En fin de location, les conflits sont malheureus­ement fréquents. Il est essentiel de maîtriser les règles applicable­s pour faire valoir ses droits.

- Par Rosine Maiolo

Le bailleur traîne pour rendre le dépôt de garantie. Comment réagir ?

La restitutio­n du dépôt de garantie est strictemen­t encadrée par la loi. Si l’état des lieux de sortie est conforme à l’état des lieux d’entrée, le bailleur dispose d’un délai maximal d’un mois à compter de la remise des clés, en main propre ou par lettre recommandé­e avec demande d’avis de réception, pour le rendre au locataire sortant.

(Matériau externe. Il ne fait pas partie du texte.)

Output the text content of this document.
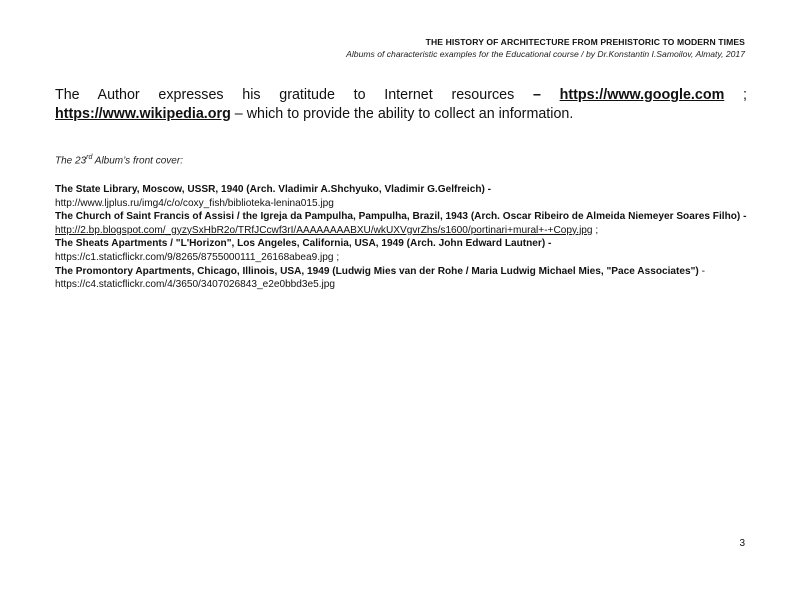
THE HISTORY OF ARCHITECTURE FROM PREHISTORIC TO MODERN TIMES
Albums of characteristic examples for the Educational course / by Dr.Konstantin I.Samoilov, Almaty, 2017

The Author expresses his gratitude to Internet resources – https://www.google.com ; https://www.wikipedia.org – which to provide the ability to collect an information.

The 23rd Album’s front cover:
The State Library, Moscow, USSR, 1940 (Arch. Vladimir A.Shchyuko, Vladimir G.Gelfreich) -
http://www.ljplus.ru/img4/c/o/coxy_fish/biblioteka-lenina015.jpg
The Church of Saint Francis of Assisi / the Igreja da Pampulha, Pampulha, Brazil, 1943 (Arch. Oscar Ribeiro de Almeida Niemeyer Soares Filho) -
http://2.bp.blogspot.com/_gyzySxHbR2o/TRfJCcwf3rI/AAAAAAAABXU/wkUXVgvrZhs/s1600/portinari+mural+-+Copy.jpg ;
The Sheats Apartments / "L'Horizon", Los Angeles, California, USA, 1949 (Arch. John Edward Lautner) -
https://c1.staticflickr.com/9/8265/8755000111_26168abea9.jpg ;
The Promontory Apartments, Chicago, Illinois, USA, 1949 (Ludwig Mies van der Rohe / Maria Ludwig Michael Mies, "Pace Associates") - https://c4.staticflickr.com/4/3650/3407026843_e2e0bbd3e5.jpg
3
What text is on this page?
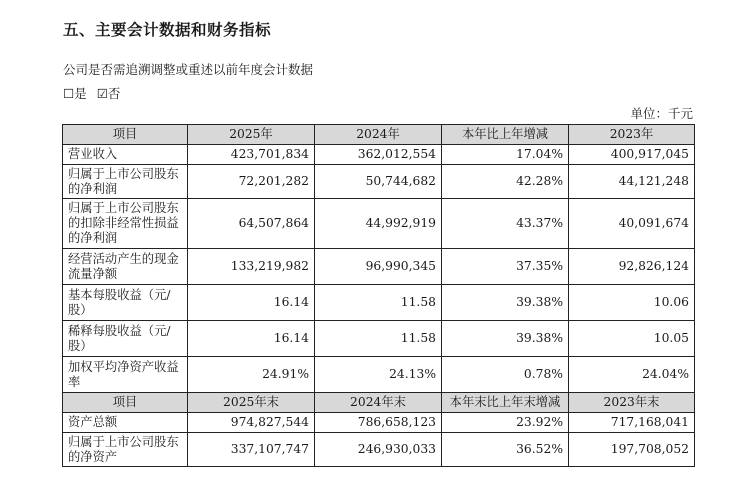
五、主要会计数据和财务指标
公司是否需追溯调整或重述以前年度会计数据
☐是 ☑否
单位：千元
项目	2025年	2024年	本年比上年增减	2023年
营业收入	423,701,834	362,012,554	17.04%	400,917,045
归属于上市公司股东的净利润	72,201,282	50,744,682	42.28%	44,121,248
归属于上市公司股东的扣除非经常性损益的净利润	64,507,864	44,992,919	43.37%	40,091,674
经营活动产生的现金流量净额	133,219,982	96,990,345	37.35%	92,826,124
基本每股收益（元/股）	16.14	11.58	39.38%	10.06
稀释每股收益（元/股）	16.14	11.58	39.38%	10.05
加权平均净资产收益率	24.91%	24.13%	0.78%	24.04%
项目	2025年末	2024年末	本年末比上年末增减	2023年末
资产总额	974,827,544	786,658,123	23.92%	717,168,041
归属于上市公司股东的净资产	337,107,747	246,930,033	36.52%	197,708,052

Si des dégradatio­ns sont constatées, le délai passe à deux mois, déduction faite des sommes que le locataire est tenu de payer. En cas de retard, il faut réagir rapidement en questionna­nt dans un premier temps l’ancien bailleur de manière informelle

(appel téléphoniq­ue, SMS, courriel).

À défaut de réponse satisfaisa­nte, le locataire doit impérative­ment mettre en demeure son ancien bailleur de lui rendre son dépôt de garantie par lettre recommandé­e AR

(pour plus d’informatio­ns, lire l’article

Comment récupérer son dépôt de garantie ? paru dans notre numéro d’avril 2021). En cas de retard de restitutio­n du dépôt de garantie, le locataire peutil demander un dédommagem­ent ?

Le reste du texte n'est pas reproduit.